Quand le toit de la voiture devient une centrale électrique

Ein Elektroauto, das sich grösstenteils selbst mit Strom versorgt, klingt nach Zukunftsmusik. Doch ein europäisches Forschungsprojekt liefert nun handfeste Zahlen. Solarzellen, direkt in Fahrzeuge integriert, könnten den Strombedarf ganzer Flotten dramatisch senken und gleichzeitig die Netze entlasten. Was technisch möglich ist, überrascht selbst Fachleute.

mai 2026

Le projet de recherche européen SolarMoves a réuni des partenaires renommés. À la demande de la Commission européenne, les entreprises ont étudié ce qu’elles pouvaient réellement faire. Les modules solaires sont intégrés dans le toit, le capot et les parois latérales. L’électricité est produite là où elle est consommée. Pas de nouvelle infrastructure, pas d’espace supplémentaire nécessaire, pas de surcharge du réseau.

Des chiffres qui font dresser l’oreille
Les résultats sont remarquables. Dans des conditions favorables, une voiture en Europe centrale peut couvrir elle-même jusqu’à 55 % de ses besoins annuels en énergie. Dans le sud de l’Europe, cette valeur monte jusqu’à 80 pour cent. Christian Braun, scientifique de l’Institut Fraunhofer, explique que l’étude a analysé 23 types de véhicules différents en utilisant des données issues de 1,3 million de kilomètres parcourus, combinées à des données satellites et météorologiques provenant d’Amsterdam et de Madrid.

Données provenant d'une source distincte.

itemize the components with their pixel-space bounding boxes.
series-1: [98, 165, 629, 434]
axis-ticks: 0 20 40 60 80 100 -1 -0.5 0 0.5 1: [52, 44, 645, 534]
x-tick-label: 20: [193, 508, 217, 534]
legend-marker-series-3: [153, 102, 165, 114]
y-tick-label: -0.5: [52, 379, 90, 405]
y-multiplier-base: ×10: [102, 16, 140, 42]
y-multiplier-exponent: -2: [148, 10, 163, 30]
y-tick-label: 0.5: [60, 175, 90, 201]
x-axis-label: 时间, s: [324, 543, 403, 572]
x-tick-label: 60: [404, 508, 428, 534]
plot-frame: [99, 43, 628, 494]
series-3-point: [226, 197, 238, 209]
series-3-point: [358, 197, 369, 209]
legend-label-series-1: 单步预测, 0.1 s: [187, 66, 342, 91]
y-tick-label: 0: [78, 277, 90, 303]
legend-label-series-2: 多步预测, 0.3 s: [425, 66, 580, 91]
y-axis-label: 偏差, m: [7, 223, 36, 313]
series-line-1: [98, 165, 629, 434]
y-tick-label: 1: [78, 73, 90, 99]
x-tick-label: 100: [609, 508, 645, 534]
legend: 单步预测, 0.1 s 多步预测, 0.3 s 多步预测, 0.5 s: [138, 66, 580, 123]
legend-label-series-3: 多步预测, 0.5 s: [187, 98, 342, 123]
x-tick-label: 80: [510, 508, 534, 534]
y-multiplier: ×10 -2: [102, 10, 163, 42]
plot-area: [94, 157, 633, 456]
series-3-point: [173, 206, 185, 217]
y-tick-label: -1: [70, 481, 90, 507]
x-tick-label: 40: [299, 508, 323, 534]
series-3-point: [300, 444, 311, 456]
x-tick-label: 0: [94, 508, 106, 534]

Un effet de plusieurs milliards pour l’Europe
Le levier systémique est énorme. Si tous les véhicules nouvellement immatriculés en Europe étaient équipés de VIPV à partir de 2024, l’achat d’électricité sur le réseau européen pourrait diminuer de 15,6 térawattheures d’ici 2030. Cela correspond à la production annuelle d’environ 2.200 éoliennes terrestres d’une puissance de trois mégawatts chacune. Lenneke Slooff-Hoek de TNO le résume ainsi : l’électrification seule ne suffit pas. Il faut des innovations qui réduisent structurellement les besoins en énergie.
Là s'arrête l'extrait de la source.